One of the keys to pulling this off was the company's careful attention to managing culture change. To help reassure Boeing managers of their suppliers' progress, the company formed a global "partner council," a team of senior leaders from each company who met face-to-face every six weeks to help resolve new problems. Once production of the plane got going, Boeing sent teams of engineers from one supplier to the next, acting as roving in-house consultants who share best practices. The collaborative bet appears to be paying off. Development time has shrunk by about a year. That's helping to keep costs down, both for Boeing, which will spend an estimated $6 billion to $8 billion on the plane, and its customers, which will pay about $130 million apiece. That's around the same price as a 1980s-era airplane.
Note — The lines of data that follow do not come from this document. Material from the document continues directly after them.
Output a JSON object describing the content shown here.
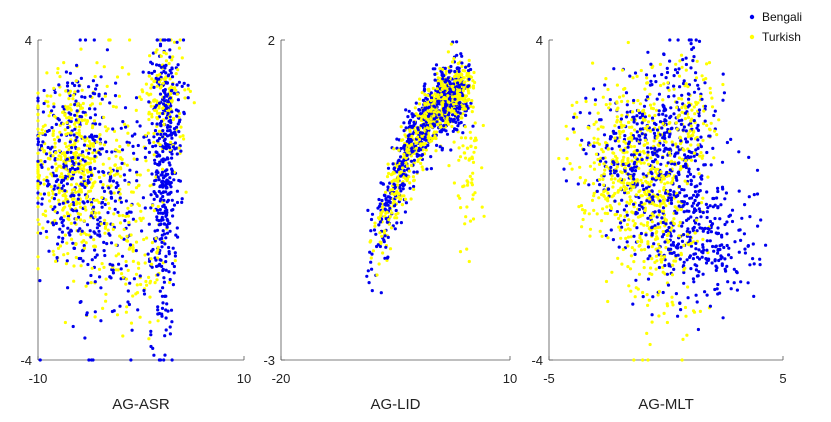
{
  "chart_data": [
    {
      "type": "scatter",
      "xlabel": "AG-ASR",
      "xlim": [
        -10,
        10
      ],
      "ylim": [
        -4,
        4
      ],
      "xticks": [
        "-10",
        "10"
      ],
      "yticks": [
        "-4",
        "4"
      ],
      "series": [
        {
          "name": "Bengali",
          "color": "#0000ee",
          "clusters": [
            {
              "cx": -7,
              "cy": 1,
              "sx": 1.8,
              "sy": 1.3,
              "n": 260
            },
            {
              "cx": -3,
              "cy": -0.3,
              "sx": 2.2,
              "sy": 1.6,
              "n": 220
            },
            {
              "cx": 2.2,
              "cy": 0.3,
              "sx": 0.6,
              "sy": 1.9,
              "n": 330
            },
            {
              "cx": 2.8,
              "cy": 2.3,
              "sx": 0.8,
              "sy": 0.9,
              "n": 90
            }
          ]
        },
        {
          "name": "Turkish",
          "color": "#ffff00",
          "clusters": [
            {
              "cx": -7,
              "cy": 0.9,
              "sx": 1.8,
              "sy": 1.1,
              "n": 380
            },
            {
              "cx": -3.5,
              "cy": 0.6,
              "sx": 2.2,
              "sy": 1.5,
              "n": 180
            },
            {
              "cx": 2.3,
              "cy": 2.5,
              "sx": 1,
              "sy": 0.8,
              "n": 150
            },
            {
              "cx": 0,
              "cy": -1.5,
              "sx": 1.3,
              "sy": 0.8,
              "n": 80
            }
          ]
        }
      ]
    },
    {
      "type": "scatter",
      "xlabel": "AG-LID",
      "xlim": [
        -20,
        10
      ],
      "ylim": [
        -3,
        2
      ],
      "xticks": [
        "-20",
        "10"
      ],
      "yticks": [
        "-3",
        "2"
      ],
      "series": [
        {
          "name": "Bengali",
          "color": "#0000ee",
          "curve": {
            "x0": -9,
            "x1": 4,
            "y_at_x0": -1.8,
            "y_peak": 1.15,
            "x_peak": 4,
            "scatter": 0.28,
            "n": 650
          }
        },
        {
          "name": "Turkish",
          "color": "#ffff00",
          "curve": {
            "x0": -8,
            "x1": 4.5,
            "y_at_x0": -1.6,
            "y_peak": 1.2,
            "x_peak": 4,
            "scatter": 0.22,
            "n": 700
          },
          "extra": [
            {
              "cx": 4.5,
              "cy": 0,
              "sx": 0.8,
              "sy": 0.5,
              "n": 60
            }
          ]
        }
      ]
    },
    {
      "type": "scatter",
      "xlabel": "AG-MLT",
      "xlim": [
        -5,
        5
      ],
      "ylim": [
        -4,
        4
      ],
      "xticks": [
        "-5",
        "5"
      ],
      "yticks": [
        "-4",
        "4"
      ],
      "series": [
        {
          "name": "Bengali",
          "color": "#0000ee",
          "clusters": [
            {
              "cx": 0.3,
              "cy": 1.2,
              "sx": 1,
              "sy": 1.3,
              "n": 420
            },
            {
              "cx": 1.5,
              "cy": -1,
              "sx": 1.2,
              "sy": 0.8,
              "n": 260
            },
            {
              "cx": -1.8,
              "cy": 1,
              "sx": 0.9,
              "sy": 1,
              "n": 150
            }
          ]
        },
        {
          "name": "Turkish",
          "color": "#ffff00",
          "clusters": [
            {
              "cx": -1.8,
              "cy": 1,
              "sx": 1,
              "sy": 1,
              "n": 380
            },
            {
              "cx": -0.3,
              "cy": -0.5,
              "sx": 1,
              "sy": 1.3,
              "n": 280
            },
            {
              "cx": 0.8,
              "cy": 2,
              "sx": 0.8,
              "sy": 0.8,
              "n": 120
            }
          ]
        }
      ]
    }
  ],
  "legend": {
    "placement": "top-right",
    "items": [
      {
        "label": "Bengali",
        "color": "#0000ee"
      },
      {
        "label": "Turkish",
        "color": "#ffff00"
      }
    ]
  }
}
Carriers are lining up for the new jets; in April, Boeing topped 500 orders in record time.
Chances are, retooling a company's approach to innovation won't get traction unless the CEO throws all of his or her weight behind it. That may mean plunging into the messy details to get things on the right track. For instance, the first thing Robert Iger did after being named Disney CEO in 2005 was to abolish the company's central strategic-planning office, which had been run by a close ally of outgoing CEO Michael D. Eisner. The office's head was seen by some insiders as a bottleneck to getting innovative ideas to the chief. Iger opted instead to keep a smaller central group while transferring many of the people on the team to the business units, where they could be closer to the action.
Almost immediately, new ideas began bubbling up. In its video game operation, Disney expanded its spending on new game production and acquisitions of game studios to $350 million, up from $130 million.
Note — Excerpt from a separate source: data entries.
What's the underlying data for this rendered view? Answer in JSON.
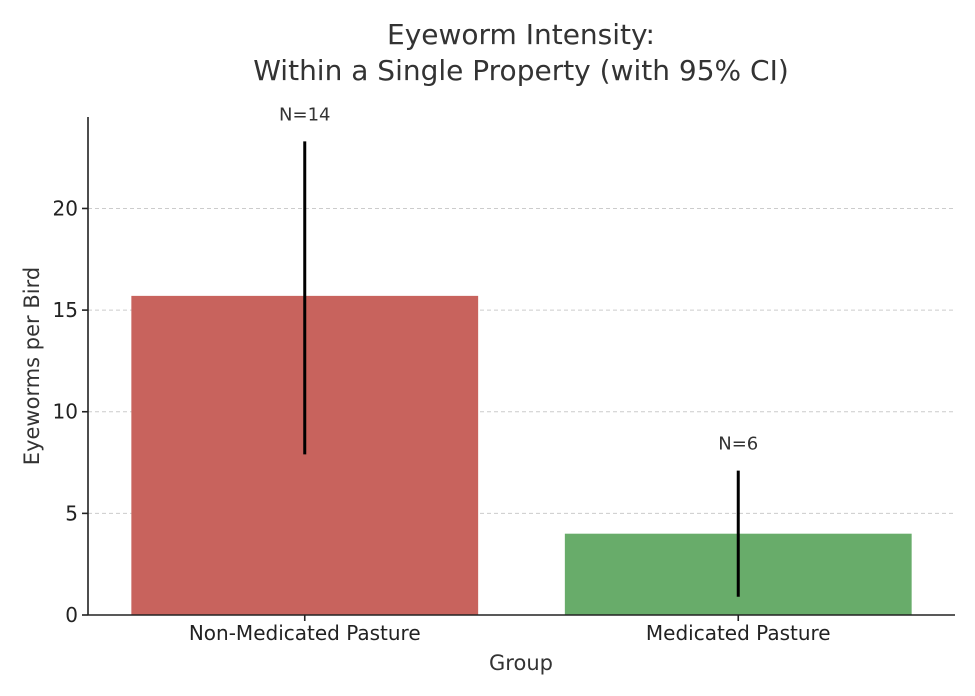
{
  "chart_data": {
    "type": "bar",
    "title": [
      "Eyeworm Intensity:",
      "Within a Single Property (with 95% CI)"
    ],
    "xlabel": "Group",
    "ylabel": "Eyeworms per Bird",
    "categories": [
      "Non-Medicated Pasture",
      "Medicated Pasture"
    ],
    "values": [
      15.7,
      4.0
    ],
    "ci_lower": [
      7.9,
      0.9
    ],
    "ci_upper": [
      23.3,
      7.1
    ],
    "annotations": [
      "N=14",
      "N=6"
    ],
    "colors": [
      "#c8635d",
      "#68ac6a"
    ],
    "ylim": [
      0,
      24.5
    ],
    "yticks": [
      0,
      5,
      10,
      15,
      20
    ],
    "grid": "y-dashed",
    "legend": "none"
  }
}
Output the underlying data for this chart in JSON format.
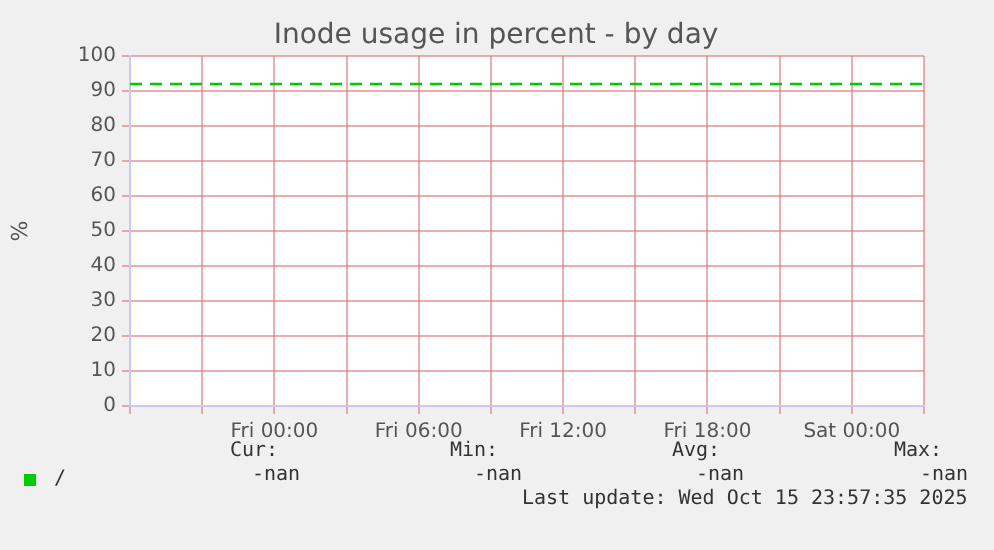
{
  "chart_data": {
    "type": "line",
    "title": "Inode usage in percent - by day",
    "ylabel": "%",
    "categories": [
      null,
      null,
      "Fri 00:00",
      null,
      "Fri 06:00",
      null,
      "Fri 12:00",
      null,
      "Fri 18:00",
      null,
      "Sat 00:00",
      null
    ],
    "series": [
      {
        "name": "/",
        "color": "#00cc00",
        "values": [
          92,
          92,
          92,
          92,
          92,
          92,
          92,
          92,
          92,
          92,
          92,
          92
        ],
        "line_style": "dashed"
      }
    ],
    "ylim": [
      0,
      100
    ],
    "yticks": [
      0,
      10,
      20,
      30,
      40,
      50,
      60,
      70,
      80,
      90,
      100
    ],
    "grid": true,
    "marker": "none",
    "legend": "bottom left",
    "annotations": [
      "Cur:",
      "Min:",
      "Avg:",
      "Max:",
      "-nan",
      "-nan",
      "-nan",
      "-nan",
      "Last update: Wed Oct 15 23:57:35 2025"
    ]
  }
}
But Iger didn't stop there. To show how serious he was about innovation, he personally got involved in the process of creating new games. When Disney's Buena Vista Games unit began bringing its far-flung developers to its Burbank (Calif.) headquarters for half-day summits, Iger attended as often as he could. And he didn't just observe from the back of the room. Developers pitched him ideas for games, and he gave them feedback. "You can't imagine how energizing it is for developers to get some one-on-one time with the CEO," says Graham Hopper, senior vice-president and general manager of Buena Vista Games. "They go back to wherever they're from with a whole new sense of purpose."
Since Iger took over, the entertainment giant has asserted itself as one of the fastest-moving studios. Within weeks of his appointment, Iger announced Disney would be the first studio to offer its TV shows on the new video iPod. The deal was hammered out in a few days, a departure from Disney's slow-motion decision-making process. The more aggressive Disney has impressed Wall Street. Disney's stock price has risen by 48 percent since Iger became CEO.
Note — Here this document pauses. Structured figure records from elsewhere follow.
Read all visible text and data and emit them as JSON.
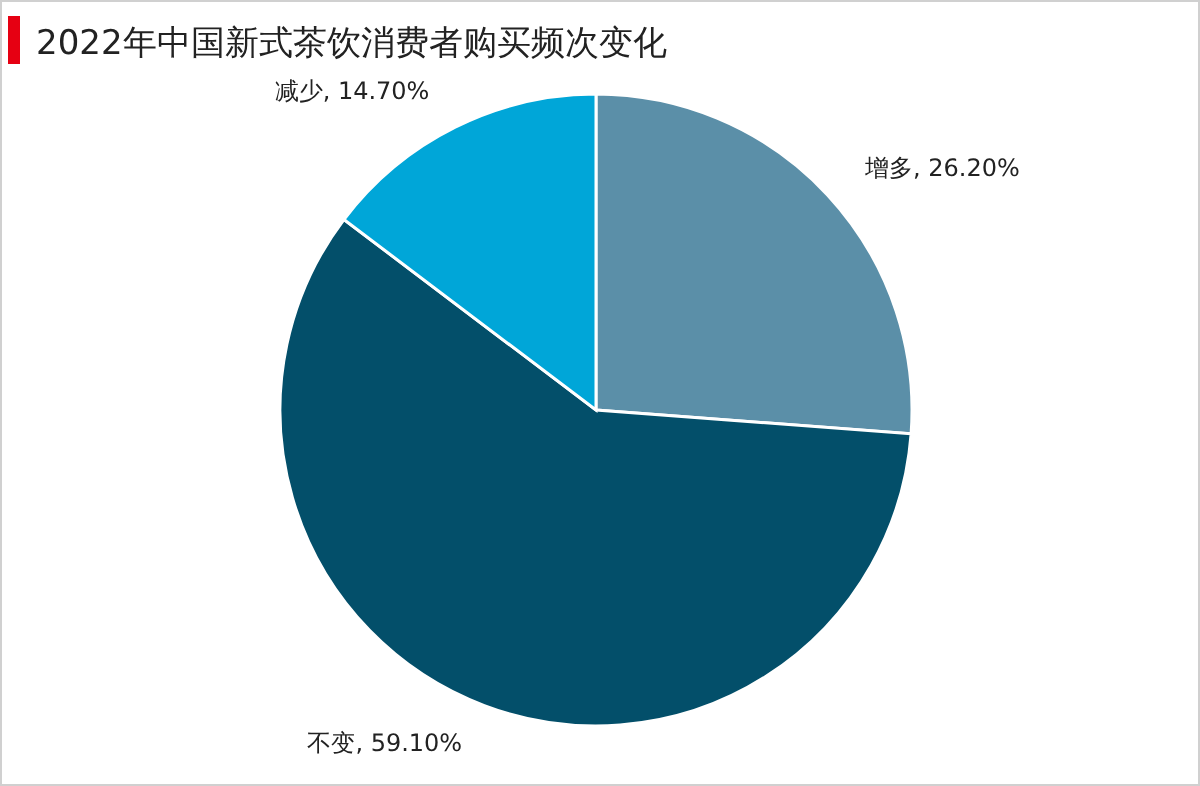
{
  "chart_data": {
    "type": "pie",
    "title": "2022年中国新式茶饮消费者购买频次变化",
    "categories": [
      "增多",
      "不变",
      "减少"
    ],
    "values": [
      26.2,
      59.1,
      14.7
    ],
    "value_labels": [
      "26.20%",
      "59.10%",
      "14.70%"
    ],
    "colors": [
      "#5b8fa8",
      "#034f6a",
      "#00a6d8"
    ]
  }
}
The lesson: There are no shortcuts when it comes to innovation, and little magic involved. Putting the right structures, processes, and people in place should occur as a matter of course—not as an exception. Innovation also requires inspired leadership. Executives must free up resources to execute new ideas and have the courage to take risks rather than just talk about their importance. "Look at how often you as a person in charge jumped out ahead and gave your blessing to an idea that was truly different, or complimented the person who took that first step," says Intel's Grove. "Then, you're catalyzing change. And it costs nothing."